How Expectations Drive Behavior and Performance Reply

By Chris Simmons

First developed by Yale Professor Victor Vroom, Expectancy Theory holds that a person will act (or not act) based on the certainty of a reward or punishment. Additionally, the more convinced an individual is of a specific outcome, the more motivated he/she becomes to pursue the reward or avoid the punishment.

Thus, Vroom’s formula is Motivation = Reward/Punishment x Personal Expectations x Certainty of Outcome. For example, a budget-conscious individual will generally not drive his/her car over the speed limit if the odds of receiving an expensive traffic ticket are high.

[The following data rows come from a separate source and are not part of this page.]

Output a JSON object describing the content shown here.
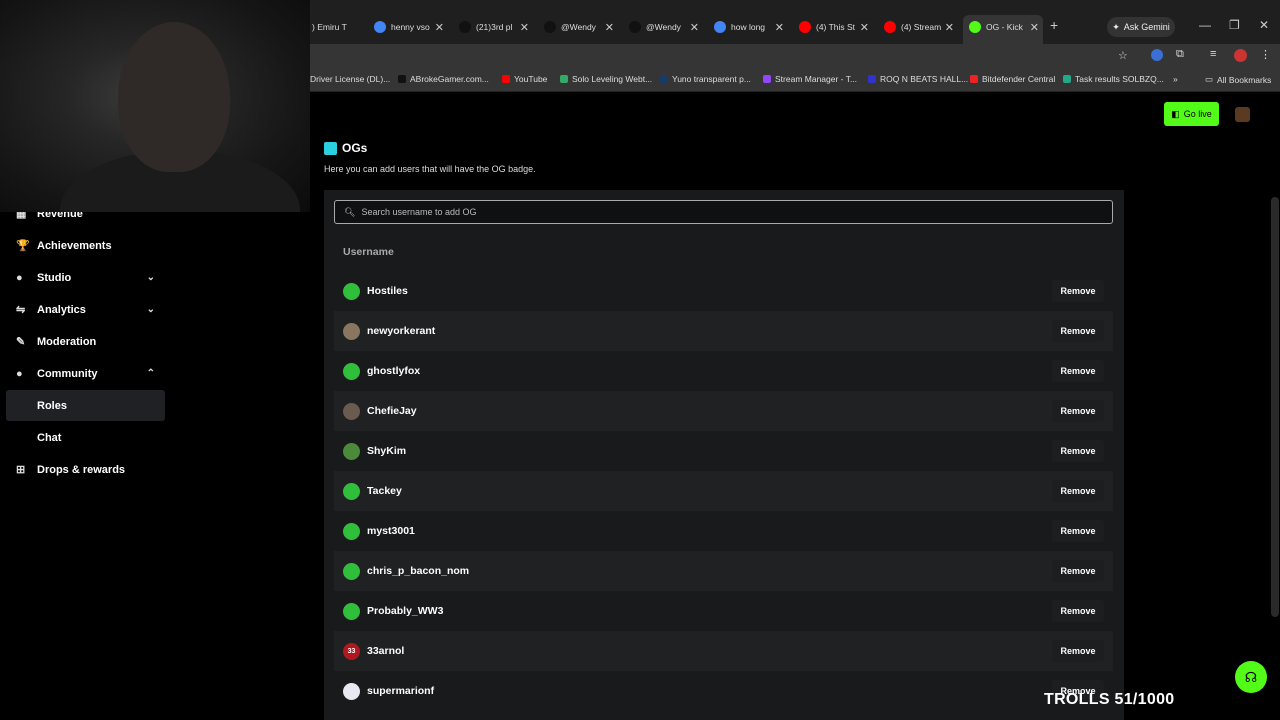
{
  "browser": {
    "tabs": [
      {
        "label": ") Emiru T",
        "icon": "tiktok-icon",
        "color": "#e33"
      },
      {
        "label": "henny vso",
        "icon": "google-icon",
        "color": "#4285f4"
      },
      {
        "label": "(21)3rd pl",
        "icon": "tiktok-icon",
        "color": "#111"
      },
      {
        "label": "@Wendy",
        "icon": "tiktok-icon",
        "color": "#111"
      },
      {
        "label": "@Wendy",
        "icon": "tiktok-icon",
        "color": "#111"
      },
      {
        "label": "how long",
        "icon": "google-icon",
        "color": "#4285f4"
      },
      {
        "label": "(4) This St",
        "icon": "youtube-icon",
        "color": "#f00"
      },
      {
        "label": "(4) Stream",
        "icon": "youtube-icon",
        "color": "#f00"
      },
      {
        "label": "OG - Kick",
        "icon": "kick-icon",
        "color": "#53fc18"
      }
    ],
    "ask_gemini": "Ask Gemini",
    "bookmarks": [
      {
        "label": "Driver License (DL)...",
        "color": "#444"
      },
      {
        "label": "ABrokeGamer.com...",
        "color": "#111"
      },
      {
        "label": "YouTube",
        "color": "#f00"
      },
      {
        "label": "Solo Leveling Webt...",
        "color": "#3a6"
      },
      {
        "label": "Yuno transparent p...",
        "color": "#1a3a6a"
      },
      {
        "label": "Stream Manager - T...",
        "color": "#9146ff"
      },
      {
        "label": "ROQ N BEATS HALL...",
        "color": "#33c"
      },
      {
        "label": "Bitdefender Central",
        "color": "#e22"
      },
      {
        "label": "Task results SOLBZQ...",
        "color": "#2a8"
      }
    ],
    "all_bookmarks": "All Bookmarks",
    "more": "»"
  },
  "sidebar": {
    "items": [
      {
        "label": "Revenue",
        "icon": "dollar-icon",
        "glyph": "▦",
        "chevron": ""
      },
      {
        "label": "Achievements",
        "icon": "trophy-icon",
        "glyph": "🏆",
        "chevron": ""
      },
      {
        "label": "Studio",
        "icon": "video-icon",
        "glyph": "●",
        "chevron": "⌄"
      },
      {
        "label": "Analytics",
        "icon": "analytics-icon",
        "glyph": "⇋",
        "chevron": "⌄"
      },
      {
        "label": "Moderation",
        "icon": "wrench-icon",
        "glyph": "✎",
        "chevron": ""
      },
      {
        "label": "Community",
        "icon": "users-icon",
        "glyph": "●",
        "chevron": "⌃"
      },
      {
        "label": "Roles",
        "icon": "",
        "glyph": "",
        "chevron": ""
      },
      {
        "label": "Chat",
        "icon": "",
        "glyph": "",
        "chevron": ""
      },
      {
        "label": "Drops & rewards",
        "icon": "gift-icon",
        "glyph": "⊞",
        "chevron": ""
      }
    ]
  },
  "header": {
    "go_live": "Go live"
  },
  "og": {
    "title": "OGs",
    "description": "Here you can add users that will have the OG badge.",
    "search_placeholder": "Search username to add OG",
    "column_username": "Username",
    "remove_label": "Remove",
    "users": [
      {
        "name": "Hostiles",
        "avatar_color": "#2fbf3a",
        "avatar_text": ""
      },
      {
        "name": "newyorkerant",
        "avatar_color": "#8a7560",
        "avatar_text": ""
      },
      {
        "name": "ghostlyfox",
        "avatar_color": "#2fbf3a",
        "avatar_text": ""
      },
      {
        "name": "ChefieJay",
        "avatar_color": "#6a5a50",
        "avatar_text": ""
      },
      {
        "name": "ShyKim",
        "avatar_color": "#4a8a3a",
        "avatar_text": ""
      },
      {
        "name": "Tackey",
        "avatar_color": "#2fbf3a",
        "avatar_text": ""
      },
      {
        "name": "myst3001",
        "avatar_color": "#2fbf3a",
        "avatar_text": ""
      },
      {
        "name": "chris_p_bacon_nom",
        "avatar_color": "#2fbf3a",
        "avatar_text": ""
      },
      {
        "name": "Probably_WW3",
        "avatar_color": "#2fbf3a",
        "avatar_text": ""
      },
      {
        "name": "33arnol",
        "avatar_color": "#b01820",
        "avatar_text": "33"
      },
      {
        "name": "supermarionf",
        "avatar_color": "#e8e8f0",
        "avatar_text": ""
      }
    ]
  },
  "overlay": {
    "text": "TROLLS 51/1000"
  }
}
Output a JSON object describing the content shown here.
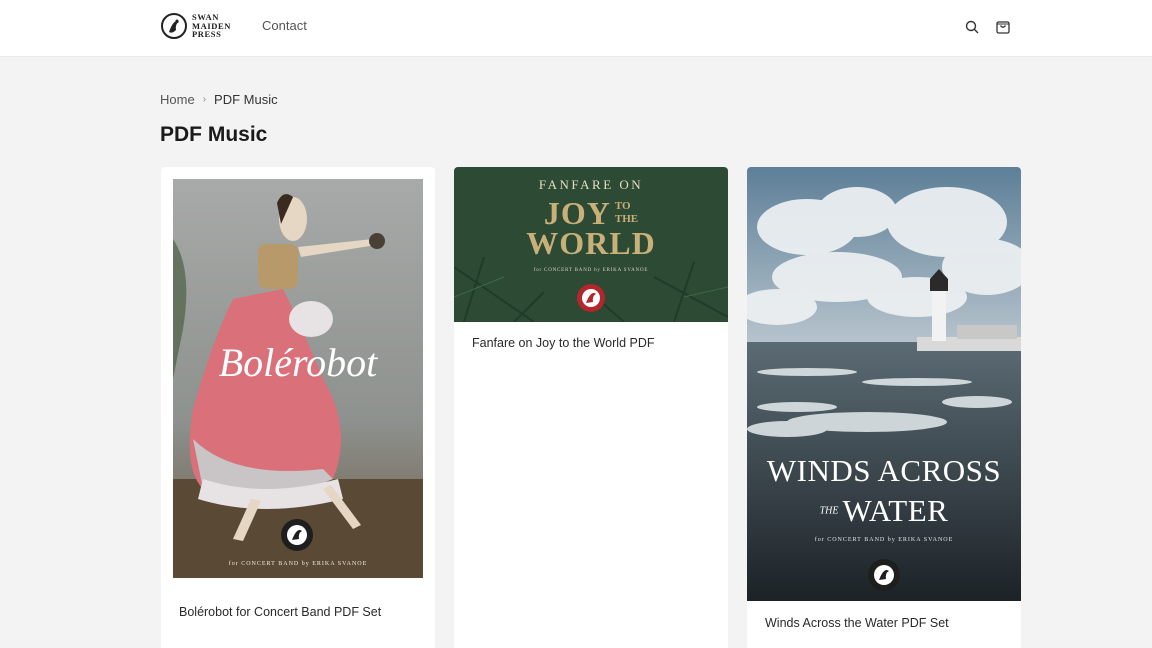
{
  "header": {
    "logo": {
      "line1": "SWAN",
      "line2": "MAIDEN",
      "line3": "PRESS"
    },
    "nav": {
      "contact": "Contact"
    },
    "icons": {
      "search": "search-icon",
      "cart": "cart-icon"
    }
  },
  "breadcrumb": {
    "home": "Home",
    "separator": "›",
    "current": "PDF Music"
  },
  "page": {
    "title": "PDF Music"
  },
  "products": [
    {
      "title": "Bolérobot for Concert Band PDF Set",
      "cover": {
        "title": "Bolérobot",
        "credit": "for CONCERT BAND by ERIKA SVANOE"
      }
    },
    {
      "title": "Fanfare on Joy to the World PDF",
      "cover": {
        "top": "FANFARE ON",
        "joy": "JOY",
        "to": "TO",
        "the": "THE",
        "world": "WORLD",
        "credit": "for CONCERT BAND by ERIKA SVANOE"
      }
    },
    {
      "title": "Winds Across the Water PDF Set",
      "cover": {
        "line1": "WINDS ACROSS",
        "the": "THE",
        "line2": "WATER",
        "credit": "for CONCERT BAND by ERIKA SVANOE"
      }
    }
  ],
  "colors": {
    "pink_dress": "#d9707a",
    "forest_green": "#2c4a34",
    "gold": "#c9b078",
    "sea": "#4a5a63"
  }
}
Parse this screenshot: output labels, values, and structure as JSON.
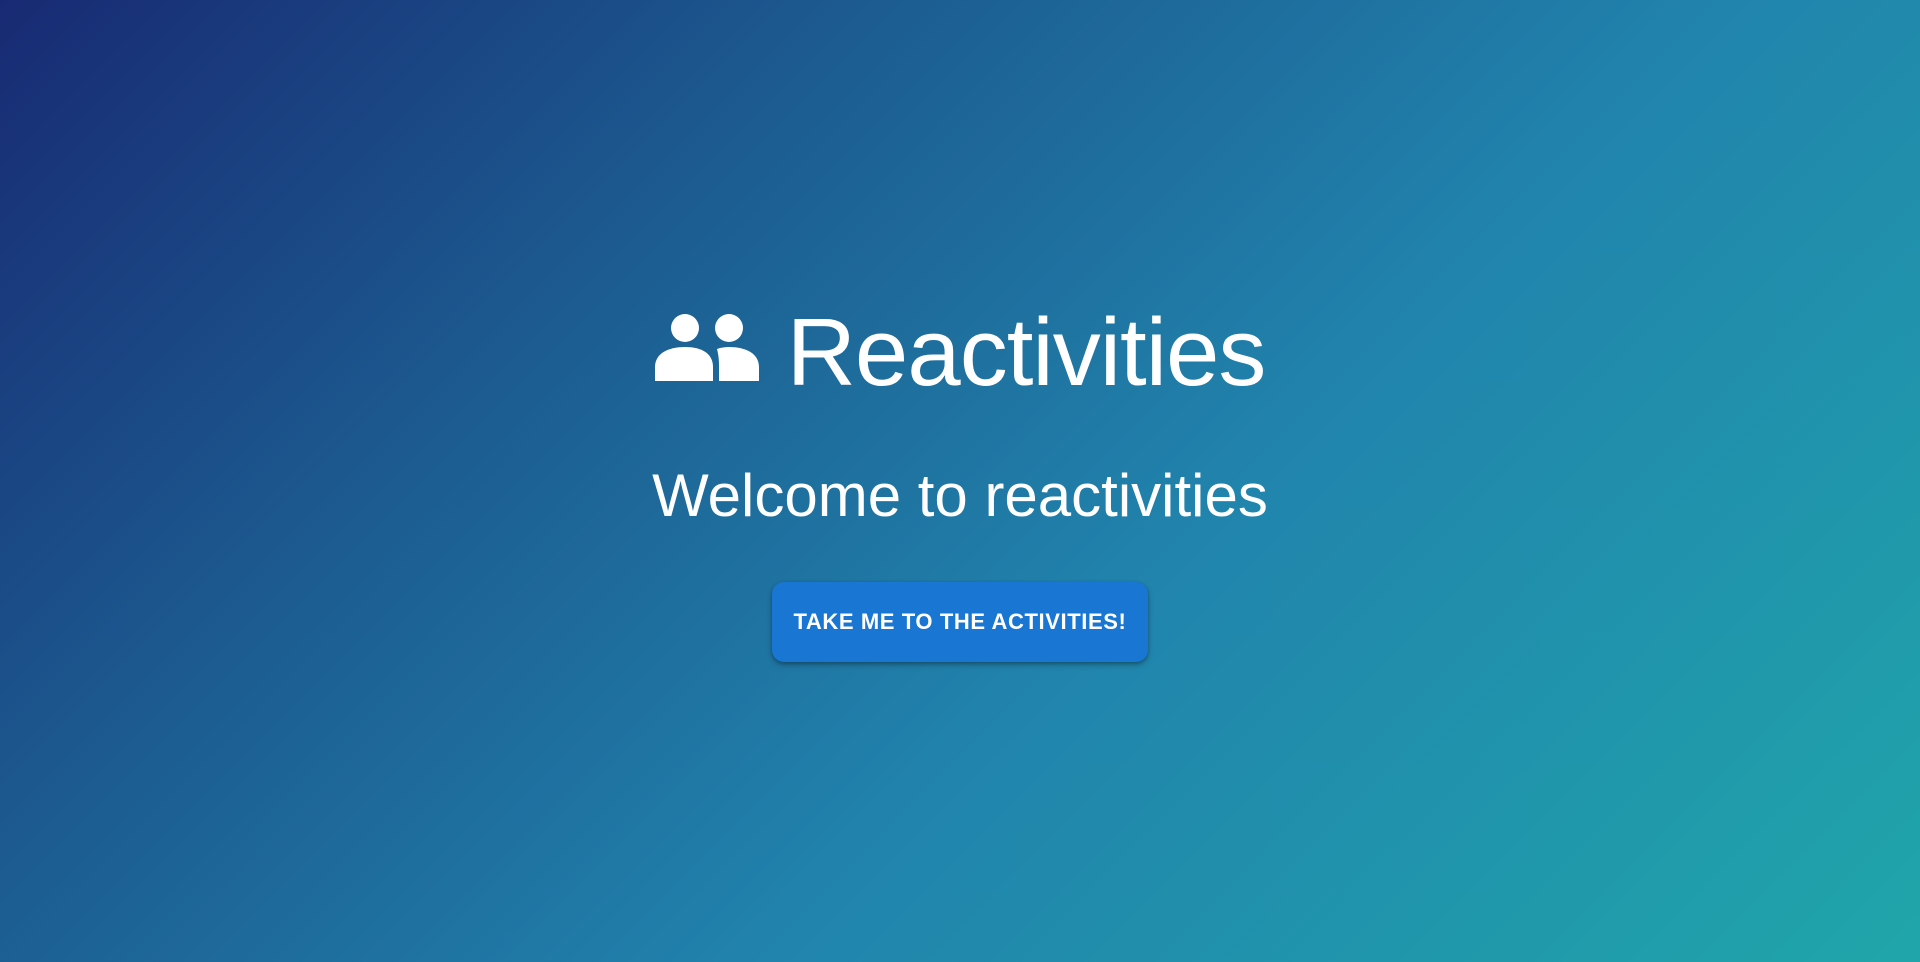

One weakness of Vroom’s theory, however, is the requirement for excellent insights into the mind of the target audience. First and foremost, the individual(s) must perceive the outcome as a valuable reward or unacceptable punishment. Offering someone a promotion, for example, may not be seen as a reward if their work hours increase significantly. Secondly, the audience’s perceived certainty of a reward or punishment may not be accurate. This would lead them to overestimate or underestimate the likelihood of an outcome favorable to them.

On a related note, use caution when employing Vroom’s theory in the workplace or in the sporting world, as the “Expectancy” component can have significantly broader connotations. In these environments, individuals have not just different expectations, but distinct confidence levels regarding what is personally achievable. This can have a significant impact on the use of Vroom as a motivational tool.